Google unveils low-cost collaboration platform
- By Joab Jackson
- Feb 28, 2008
Google has introduced features to its online Google Apps service that will allow groups to share documents over the Internet.
The company intends to offer the service, called Google Sites
, as an low-cost alternative to Microsoft SharePoint and other commercial collaboration packages. Company officials hope users will use Google Sites as an easy way to work together on a group project without involving their information technology departments, said Rishi Chandra, product manager at Google Apps.
Most collaboration software "involves significant training and significant implementation and they end up being a pretty heavy burden for IT to maintain," Chandra said. "The goal is to let end users create sites, and bring information together."
Google Sites allows a user to establish a central portal for collaborative project by using a graphical interface. The site offers a repository to store documents and post announcements. Other users can be invited to participate through their GMail accounts. The project site can be restricted to specified users, or it can be published for public access.
Once the site is established, the manager can add other Google services to help participants work together. Google's word processor, presentation and spreadsheet tools allow multiple parties to work on a single document. The calendar service can be used to schedule meetings. The task manager can keep track of the project's management. Participants hold chats through Google's messaging service. Photo slideshows are offered through the Google Picasso photo service.
In addition, Google also offers small programs, called Google Gadgets, that can be used to run dashboards and other analysis tools. Google Sites also offers an alert feature that can e-mail participants whenever a change to a document has been made.
By offering these features as a service, Google is hoping to lure potential users of commercial collaboration software, particularly those who are eager to get started on their shared work as soon as possible.
"Collaboration is a pain point for any organization," Chandra said. Software must be licensed and then installed, a time-consuming process that may slow the forward progress of a project getting underway.
Potential government users, however, should weigh the risks of using an off-site service to store documents, said Alan Pelz-Sharpe, a principal at content management analysts firm CMS Watch.

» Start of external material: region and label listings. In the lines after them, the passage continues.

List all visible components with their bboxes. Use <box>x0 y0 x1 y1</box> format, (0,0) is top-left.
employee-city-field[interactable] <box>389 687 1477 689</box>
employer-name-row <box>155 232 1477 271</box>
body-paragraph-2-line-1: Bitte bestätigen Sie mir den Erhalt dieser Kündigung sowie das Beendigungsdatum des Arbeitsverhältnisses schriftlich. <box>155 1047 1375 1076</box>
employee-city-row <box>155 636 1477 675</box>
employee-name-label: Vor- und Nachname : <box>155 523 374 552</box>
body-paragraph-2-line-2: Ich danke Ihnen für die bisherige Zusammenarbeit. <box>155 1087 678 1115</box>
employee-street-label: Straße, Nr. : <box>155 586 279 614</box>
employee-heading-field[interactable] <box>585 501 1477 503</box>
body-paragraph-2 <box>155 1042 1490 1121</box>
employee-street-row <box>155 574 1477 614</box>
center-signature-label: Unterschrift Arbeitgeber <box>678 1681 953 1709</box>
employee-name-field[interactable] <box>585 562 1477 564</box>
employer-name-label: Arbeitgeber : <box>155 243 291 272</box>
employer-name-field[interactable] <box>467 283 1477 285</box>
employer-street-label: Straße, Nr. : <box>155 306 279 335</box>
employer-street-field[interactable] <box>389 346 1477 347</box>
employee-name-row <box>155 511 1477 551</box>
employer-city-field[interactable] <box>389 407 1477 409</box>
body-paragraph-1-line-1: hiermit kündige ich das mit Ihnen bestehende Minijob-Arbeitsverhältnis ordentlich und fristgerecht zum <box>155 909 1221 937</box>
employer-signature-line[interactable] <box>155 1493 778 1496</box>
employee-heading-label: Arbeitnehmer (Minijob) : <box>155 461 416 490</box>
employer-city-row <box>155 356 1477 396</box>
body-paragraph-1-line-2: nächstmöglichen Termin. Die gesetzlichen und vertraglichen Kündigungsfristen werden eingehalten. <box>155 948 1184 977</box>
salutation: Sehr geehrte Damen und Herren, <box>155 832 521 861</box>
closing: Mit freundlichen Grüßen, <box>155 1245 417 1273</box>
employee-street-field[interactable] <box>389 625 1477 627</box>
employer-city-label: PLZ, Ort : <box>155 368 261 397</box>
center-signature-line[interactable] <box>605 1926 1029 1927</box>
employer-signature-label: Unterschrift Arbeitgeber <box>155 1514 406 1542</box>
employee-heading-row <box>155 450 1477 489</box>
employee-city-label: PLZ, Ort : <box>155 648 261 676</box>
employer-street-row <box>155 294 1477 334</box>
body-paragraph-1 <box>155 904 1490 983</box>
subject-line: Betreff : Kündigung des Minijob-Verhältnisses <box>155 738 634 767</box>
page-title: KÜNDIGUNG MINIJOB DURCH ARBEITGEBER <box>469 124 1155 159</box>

One reason it takes IT departments time to set up collaboration tools is that that the agency probably has a number of policies about the retention of documents and the software the IT department manages may support these policies. Storing documents off-site may violate agency rules.
"Governance and policy are not issues that Google will address for you," Pelz-Sharpe said. "If you're sidestepping the IT department, you have to ask yourself what is the ultimate implication? IT puts in place a lot of locks and bars to make sure bad things don't happen."
Chandra noted that Google Sites has no archiving feature but it may add the capability in the future.
Potential users should also consider the security and confidentiality implications of storing material off-site as well, Pelz-Sharpe said.
"How comfortable are you in having your information stored on Google servers around the world?" Pelz-Sharpe. "This is an issue people have to weigh for themselves."
The city of Washington has already used a pilot run of Google Sites to hold a bidding process for procuring a new evidence warehouse, Chandra said. The site held text documents about the bidding process and an embedded video of the press conference announcing the procurement. It also had a list of individuals who attended each informational meeting. The city plans to publish the submission from the company that won the contract.
Google Sites will be offered as part of Google Apps, which is available either free or as a paid service. The free service is ad-based while the paid version, which costs $50 per user per year, has support and more storage, Chandra said.
Joab Jackson is the senior technology editor for Government Computer News.